The generation that raised itself (sort of)
Children who grew up in the 1960s and 70s typically left the house in the morning, came back when the streetlights came on, and figured things out in between. They settled their own disputes, managed their own boredom, and fell out of trees — learning, without explanation, that gravity was not negotiable.
Their parents were not negligent by the standards of the era. They operated under a different set of assumptions: children were durable, the neighbourhood was safe enough, and hovering was considered odd rather than virtuous.
In a Harvard Graduate School of Education interview, psychologist Peter Gray, a research professor at Boston College, described a continuous and measurable decline in children’s opportunities to play freely from the 1960s onward. Over that same period, anxiety, depression, and suicide among young people have steadily climbed. Gray argues the mechanism is straightforward: independent play is how children develop an internal locus of control — the belief that they can influence what happens to them. Without that belief, the psychological groundwork for anxiety and depression is laid.
What the research actually shows
In 2023, Gray and colleagues published a major review in The Journal of Pediatrics examining decades of evidence. The paper makes a direct case: the systematic removal of unsupervised, self-directed activity from childhood has contributed to the mental health crisis among young people.
The findings are significant. Children who engage in independent play learn to regulate their own emotions because no adult steps in to do it for them. They learn to negotiate social hierarchies because they have to. They learn to tolerate frustration, boredom, and minor failures because those experiences are baked into the texture of unstructured time.
As ScienceDaily reported on the study, the researchers concluded that although well-intentioned, adults’ drive to guide and protect children has deprived them of the independence they need for mental health. Children need to feel they can deal effectively with the real world — not just the world of school.
The children of the 1960s and 70s were not building resilience because their parents had a brilliant developmental philosophy. They were building resilience because their parents were busy. The space was not designed. It was accidental. And it worked.
Boredom as a training ground
The ability to tolerate boredom is a skill, and like most skills, it develops through practice. Children in the 1960s and 70s experienced deep, restless, nothing-to-do boredom — the kind that forces a brain to generate its own entertainment. Staring at ceilings, inventing games with sticks, spending entire afternoons doing nothing — somewhere in that emptiness, a child learns that unstimulated existence is survivable, that external input is not required to feel okay.
That is organic self-soothing: the kind that develops when a child is left alone with their own mind often enough to become comfortable with it.

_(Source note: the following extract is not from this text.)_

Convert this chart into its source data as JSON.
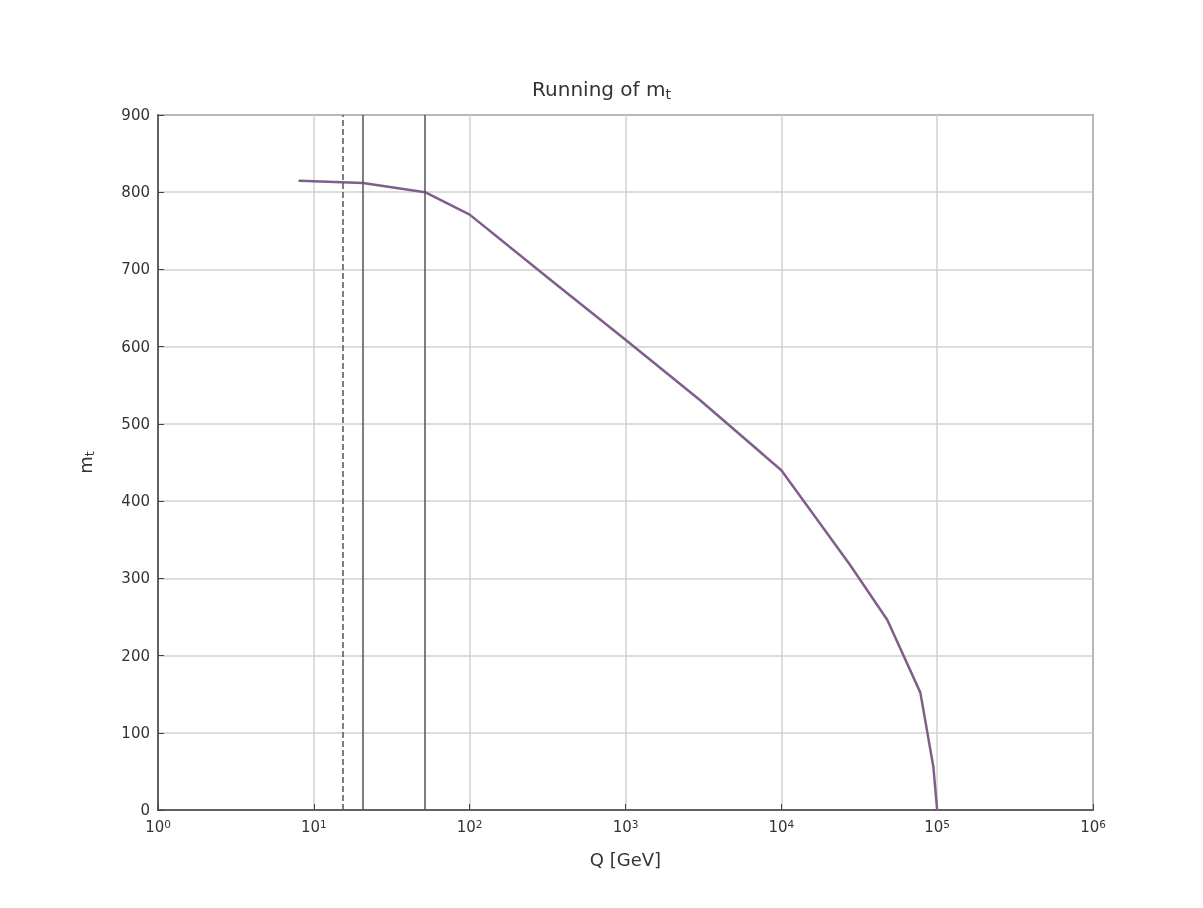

In an NPR interview about his research, Gray noted that the mental health crisis did not start with COVID and did not start with the internet. It started decades earlier, when adults began systematically replacing children’s free time with structured, supervised activity. Each generation since the late 1970s has had less independent time than the one before, and each generation has shown higher rates of anxiety and depression.
The timeline is not subtle. In 1971, roughly 80 percent of American third-graders walked to school by themselves. The suggestion would provoke alarm today.
The uncomfortable truth about “good” parenting
None of this is an argument that parental neglect is good. Children who are genuinely neglected — whose parents are absent because of addiction, abuse, or indifference — suffer enormously. That is well documented.
But there is a wide spectrum between neglect and the hyper-attentive parenting that has become the cultural default. Somewhere on that spectrum sits a sweet spot that the 1960s and 70s accidentally found: present enough to provide security, absent enough to allow independence.
Florida Atlantic University’s summary of the research captures this tension. Co-author David Bjorklund noted that parents today are bombarded with messages about dangers and the value of achievement, but hear almost nothing about the countervailing reality: children need increasing opportunities for independence to grow up well-adjusted. They need to feel trusted, responsible, and capable — a feeling that cannot develop if someone is always standing three feet away, ready to intervene.
The irony is thick. Modern parenting, with all its resources and good intentions, may be producing children who are safer but less capable of handling the world they will eventually inherit. Meanwhile, the generation raised by parents who were simply too busy to helicopter ended up with a set of psychological tools that nobody planned to give them.
The absence that may have mattered most
The parents of the 1960s and 70s were not thinking about locus of control, self-regulation, or the developmental benefits of risky play. They were simply living their lives and letting their children live theirs. The research now suggests that may have been exactly the right approach — not because those parents were wise, but because their absence created the one thing modern childhood is desperately short on: space.
Space to be bored. Space to fail. Space to sit with discomfort and discover, on one’s own terms, that it is survivable. That is not a parenting strategy. It is the absence of one — and it may have been the most effective developmental tool of the twentieth century.